Nama Pulau Tambelan, di Kecamatan Tambelan Kabupaten Bintan, Provinsi Kepulauan Riau, kurang dikenal dalam dunia khazanah manuskrip Melayu. Namun demikian, bukan berarti tidak ada khazanah manuskrip Melayu tentang Pulau Tambelan, atau manuskrip Melayu yang pernah ditulis dan disalin di Pulau itu.
Salah satu khazanah manuskrip Melayu yang terkenal dan mencatat perihal Pulau Tambelan dan masyarakatnya pada akhir abad 19 adalah sebuah edisi cetak laporan perjalanan Raja Ali Kelana ketika komisi [inspeksi] ke Pulau Tujuh pada 1896 yang berjudul Bahwa Inilah Cetera Yang Bernama Pohon Perhimpunan Pada Menyatakan Peri Perjalanan: dicetak oleh Madba’ah al-Riauwiyah Pulau Penyengat pada tahun itu juga.
Kutubkhanah minggu ini memperkenalkan Syair Negeri Tambelan, sebuah khazanah manuskrip Melayu yang banyak mencatat ikwal Pulau Tambelan pada akahir abad ke-19.
Pusat Manuskrip Melayu
Manuskrip syair ini pada mulanya adalah koleksi pribadi almarhum Wan Mohd Shaghir Abdullah, seorang anak watan Pulau Midai yang masyhur sebagi kolektor penting Manuskrip Melayu di Kuala Lumpur. Ia mendapatkan manuskrip Syair Negeri Tambelan ini di Kota Pontianak pada 20 Disember 2001 M.
Namun kini, manuskrip Syair Negeri Tambelan ini telah menjadi bagian dari koleksi Pusat Manuskrip Melayu (PMM) Perpustakaan Negara Malaysia (PNM) dengan nomor katalog MSS 3137. Menurut penjelan pihak PMM-PNM, manuskrip syair ini sebenarnya tidak berjudul, dan Syair Negeri Tambelan adalah judul yang diberikan oleh PMM-PNM.
Manuskrip syair simpanan PMM-PNM adalah bagian dari sebuah manuskrip yang ditulis pada 106 muka surat, dan mengandungi dua buah syair yang berbeda isinya. Kedua syai tersebut ditulis menggunakan huruf Jawi atau huruf Arab Melayu tulisan tangan mengunakan tinta hitam pada kertas bergaris, atau buku tulis yang dipotong sedemikian rupa, dan dijilid dengan cara dijahit.

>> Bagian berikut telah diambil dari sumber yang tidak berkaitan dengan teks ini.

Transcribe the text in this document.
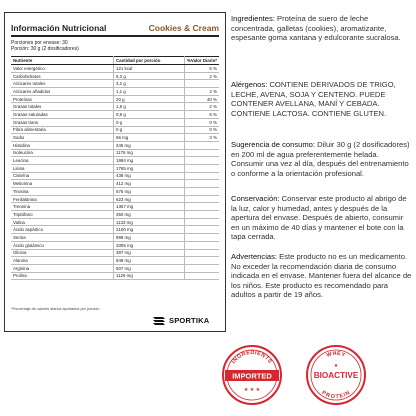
Información Nutricional	Cookies & Cream
Porciones por envase: 30
Porción: 30 g (2 dosificadores)
Nutriente	Cantidad por porción	%Valor Diario*
Valor energético	121 kcal	6 %
Carbohidratos	6,3 g	2 %
Azúcares totales	3,2 g	
Azúcares añadidos	1,1 g	2 %
Proteínas	20 g	40 %
Grasas totales	1,8 g	2 %
Grasas saturadas	0,9 g	5 %
Grasas trans	0 g	0 %
Fibra alimentaria	0 g	0 %
Sodio	66 mg	3 %
Histidina	346 mg	
Isoleucina	1176 mg	
Leucina	1994 mg	
Lisina	1765 mg	
Cisteína	438 mg	
Metionina	412 mg	
Tirosina	576 mg	
Fenilalanina	623 mg	
Treonina	1357 mg	
Triptófano	350 mg	
Valina	1133 mg	
Ácido aspártico	2100 mg	
Serina	999 mg	
Ácido glutámico	3305 mg	
Glicina	387 mg	
Alanina	948 mg	
Arginina	507 mg	
Prolina	1126 mg	
*Porcentaje de valores diarios aportados por porción
SPORTIKA
Ingredientes: Proteína de suero de leche concentrada, galletas (cookies), aromatizante, espesante goma xantana y edulcorante sucralosa.
Alérgenos: CONTIENE DERIVADOS DE TRIGO, LECHE, AVENA, SOJA Y CENTENO. PUEDE CONTENER AVELLANA, MANÍ Y CEBADA. CONTIENE LACTOSA. CONTIENE GLUTEN.
Sugerencia de consumo: Diluir 30 g (2 dosificadores) en 200 ml de agua preferentemente helada. Consumir una vez al día, después del entrenamiento o conforme a la orientación profesional.
Conservación: Conservar este producto al abrigo de la luz, calor y humedad, antes y después de la apertura del envase. Después de abierto, consumir en un máximo de 40 días y mantener el bote con la tapa cerrada.
Advertencias: Este producto no es un medicamento. No exceder la recomendación diaria de consumo indicada en el envase. Mantener fuera del alcance de los niños. Este producto es recomendado para adultos a partir de 19 años.
INGREDIENTS
IMPORTED
★ ★ ★
WHEY
BIOACTIVE
PROTEIN
★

Syair pertama yang mengawali Syair Negeri Tambelan adalah Syair Bab al-Nikah (SBN). Sebuah salinan bagian Bab al-Nikah dalam Kitab al-Nikah @ Syair Hukum Nikah @ Syair Suluh Pegawai karya Raja Ali Haji yang disalin oleh Datuk Petinggi Tambelan, dan kemudian disalin kembali oleh pengarang Syair Negeri Tambelan di Pulau Tambelan pada 24 Zulqaidah 1313 H bersamaan dengan 7 Mei 1896. Dalam manuskrip koleki PMM yang berukran 17 cm x 11 cm ini, Syair Negeri Tambelan dicantumkan pada muka surat 71 hingga muka surat 110. Sama seperti Syair Bab al-Nikah, Syair Negeri Tambelan ditulis menggunakan tinta hitam.
Beberapa bagian kertas yang mengandungi Syair Negeri Tambelan kondisinya agak rusak karena air dan serangga, yang menyebabkan sejumlah huruf dalam bait-bait syair itu hilang. Fisik manuskrip syair ini memang telah direstorasi oleh pihak PMM-PNM. Namun demikian, tindakan penyelamatan yang dilakukan tak sepenuhnya dapat memulihkan bagian-bagian tulisan yang rusak dan hilang.

Karya Muhammad Umar
Nama lengkap pengarang Syair Negeri Tambelan adalah Muhammad Umar bin Encik Harun. Ia lahir Kampung Tambelan, Kesultanan Pontianak, pada 3 Jumadil Awal 1275 H bersamaan dengan 9 Desember 1858 M. Biografi singkatnya pernah ditulis oleh Wan Mohd Shaghir Abdullah (2005).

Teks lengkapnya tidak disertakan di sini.